While the textile industry in Uganda has been restricted to a few basic items of clothing, the country has become a market for secondhand clothing coming in from the west, which is also often cheaper and considered more “trendy” or “stylish” — “this is also choking the industry in the country”.  

Imbalances in imports and exports, or broadly in trade, are also visible, for instance, in Uganda’s agreement with the US under the African Growth and Opportunity Act (AGOA). While the promise was that the projects under the agreement would provide employment opportunities while exporting finished products to the US under favorable conditions, some of the major products exported from Uganda to the US remain coffee, tea, and spices. 

Not only that, working conditions were highly exploitative, as became apparent in the case of the “AGOA girls”.  

In a country where youth unemployment has remained a persistent issue, these conditions have led to many leaving the country to seek employment abroad, while others have gravitated towards SMEs, including electrical shops, grocery shops, and salons.

However, “at the end of the day, these SMEs also face challenges because of exorbitant taxes and rents. Small businesses are closing down, and these are businesses of young people and women, including single mothers, who are then forced to go back home because they cannot afford to pay rent,” Irene said. 

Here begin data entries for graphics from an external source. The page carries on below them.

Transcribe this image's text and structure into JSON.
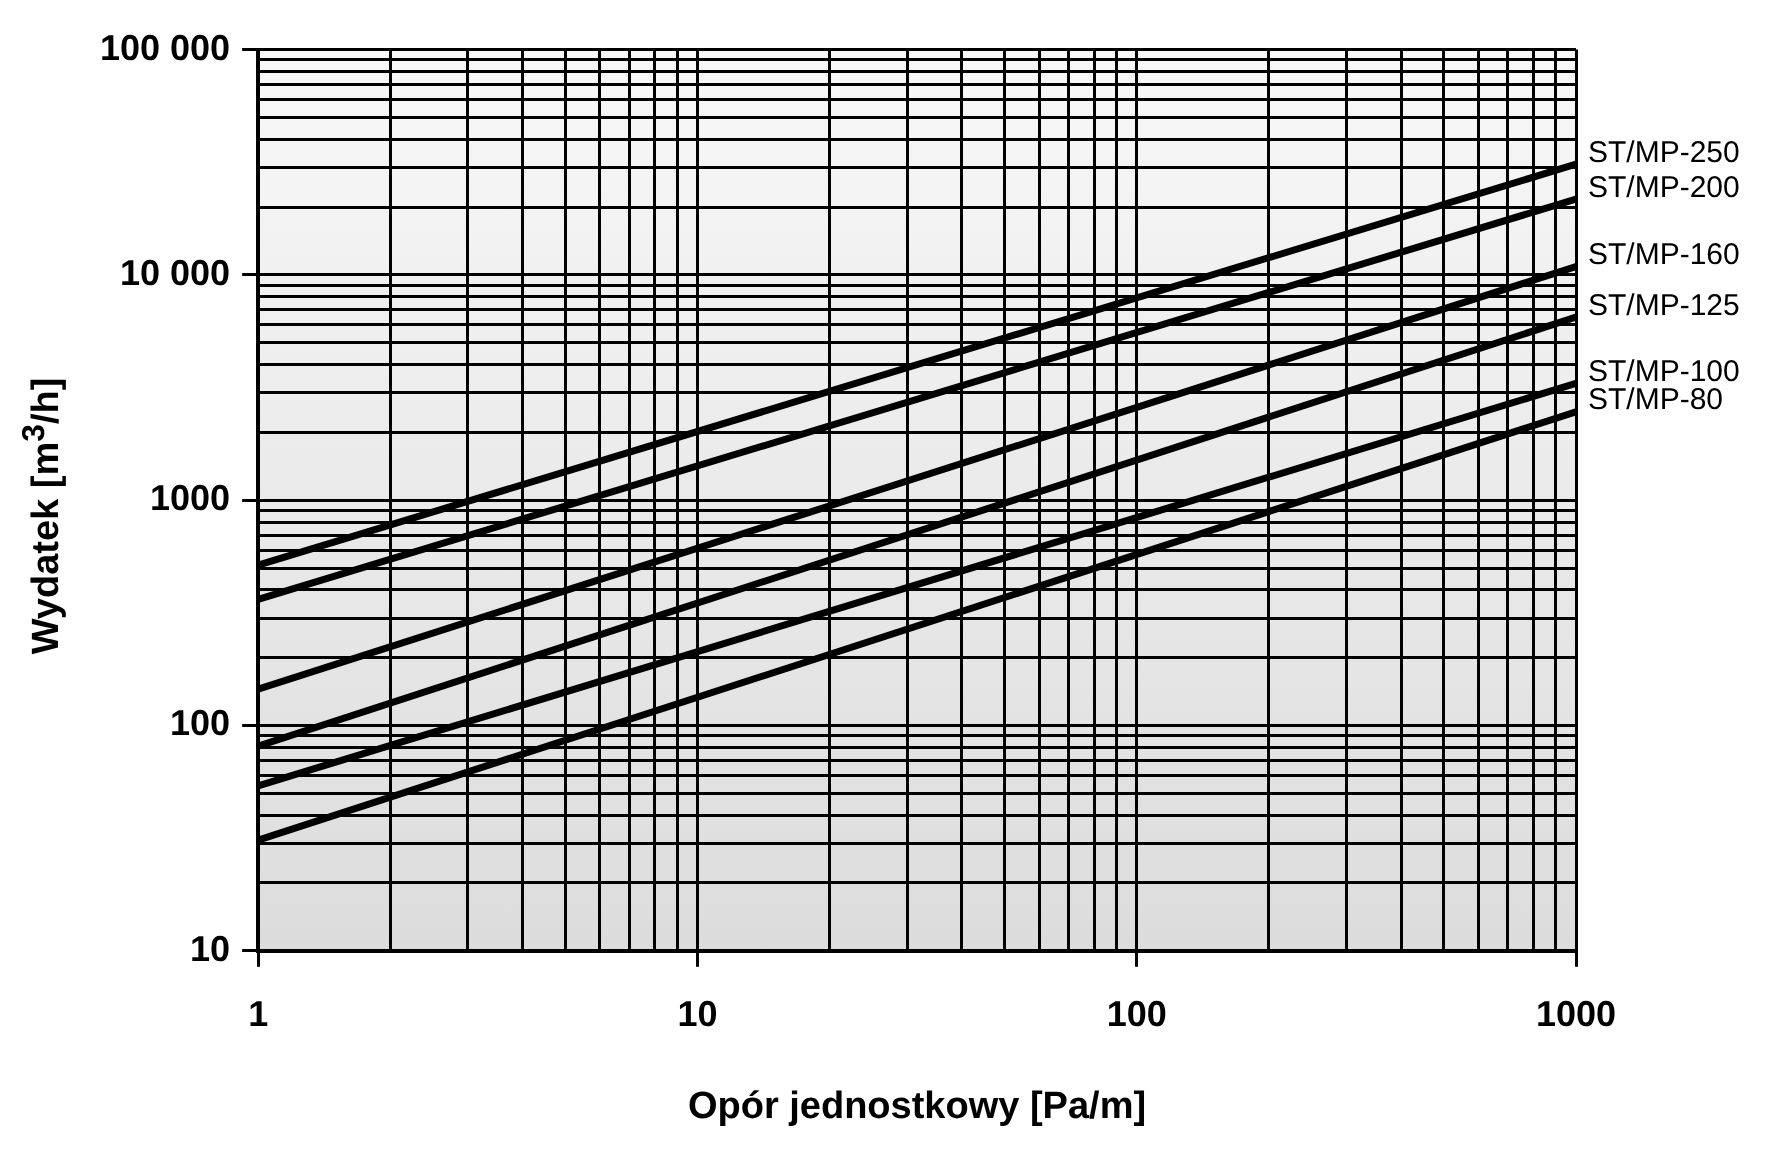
{
  "chart_data": {
    "type": "line",
    "xlabel": "Opór jednostkowy  [Pa/m]",
    "ylabel": "Wydatek  [m$^{3}$/h]",
    "log": "xy",
    "grid": true,
    "legend": false,
    "marker": "none",
    "line_style": "solid",
    "x": [
      1,
      1000
    ],
    "xlim": [
      1,
      1000
    ],
    "ylim": [
      10,
      100000
    ],
    "xticks": [
      1,
      {
        "value": 2,
        "label": null
      },
      {
        "value": 3,
        "label": null
      },
      {
        "value": 4,
        "label": null
      },
      {
        "value": 5,
        "label": null
      },
      {
        "value": 6,
        "label": null
      },
      {
        "value": 7,
        "label": null
      },
      {
        "value": 8,
        "label": null
      },
      {
        "value": 9,
        "label": null
      },
      10,
      {
        "value": 20,
        "label": null
      },
      {
        "value": 30,
        "label": null
      },
      {
        "value": 40,
        "label": null
      },
      {
        "value": 50,
        "label": null
      },
      {
        "value": 60,
        "label": null
      },
      {
        "value": 70,
        "label": null
      },
      {
        "value": 80,
        "label": null
      },
      {
        "value": 90,
        "label": null
      },
      100,
      {
        "value": 200,
        "label": null
      },
      {
        "value": 300,
        "label": null
      },
      {
        "value": 400,
        "label": null
      },
      {
        "value": 500,
        "label": null
      },
      {
        "value": 600,
        "label": null
      },
      {
        "value": 700,
        "label": null
      },
      {
        "value": 800,
        "label": null
      },
      {
        "value": 900,
        "label": null
      },
      1000
    ],
    "yticks": [
      10,
      {
        "value": 20,
        "label": null
      },
      {
        "value": 30,
        "label": null
      },
      {
        "value": 40,
        "label": null
      },
      {
        "value": 50,
        "label": null
      },
      {
        "value": 60,
        "label": null
      },
      {
        "value": 70,
        "label": null
      },
      {
        "value": 80,
        "label": null
      },
      {
        "value": 90,
        "label": null
      },
      100,
      {
        "value": 200,
        "label": null
      },
      {
        "value": 300,
        "label": null
      },
      {
        "value": 400,
        "label": null
      },
      {
        "value": 500,
        "label": null
      },
      {
        "value": 600,
        "label": null
      },
      {
        "value": 700,
        "label": null
      },
      {
        "value": 800,
        "label": null
      },
      {
        "value": 900,
        "label": null
      },
      1000,
      {
        "value": 2000,
        "label": null
      },
      {
        "value": 3000,
        "label": null
      },
      {
        "value": 4000,
        "label": null
      },
      {
        "value": 5000,
        "label": null
      },
      {
        "value": 6000,
        "label": null
      },
      {
        "value": 7000,
        "label": null
      },
      {
        "value": 8000,
        "label": null
      },
      {
        "value": 9000,
        "label": null
      },
      {
        "value": 10000,
        "label": "10 000"
      },
      {
        "value": 20000,
        "label": null
      },
      {
        "value": 30000,
        "label": null
      },
      {
        "value": 40000,
        "label": null
      },
      {
        "value": 50000,
        "label": null
      },
      {
        "value": 60000,
        "label": null
      },
      {
        "value": 70000,
        "label": null
      },
      {
        "value": 80000,
        "label": null
      },
      {
        "value": 90000,
        "label": null
      },
      {
        "value": 100000,
        "label": "100 000"
      }
    ],
    "series": [
      {
        "name": "ST/MP-250",
        "color": "#000000",
        "values": [
          515,
          31000
        ]
      },
      {
        "name": "ST/MP-200",
        "color": "#000000",
        "values": [
          363,
          21700
        ]
      },
      {
        "name": "ST/MP-160",
        "color": "#000000",
        "values": [
          145,
          10900
        ]
      },
      {
        "name": "ST/MP-125",
        "color": "#000000",
        "values": [
          81,
          6500
        ]
      },
      {
        "name": "ST/MP-100",
        "color": "#000000",
        "values": [
          54,
          3300
        ]
      },
      {
        "name": "ST/MP-80",
        "color": "#000000",
        "values": [
          31,
          2470
        ]
      }
    ]
  }
}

“Inflation is affecting many livelihoods, especially of workers who do not even receive their already little salary on time. During the COVID-19 lockdown, high oil prices led the cost of transportation to nearly double. It became a major challenge for most workers to commute from one point to the next. It still remains difficult for workers to afford these costs.” 

“Creating jobs without really looking at the conditions of the jobs that are in place .. it is a violation of human rights. It is high time that the government wakes up to the issue of labor, and stops applauding investors for creating indecent jobs,” Irene added.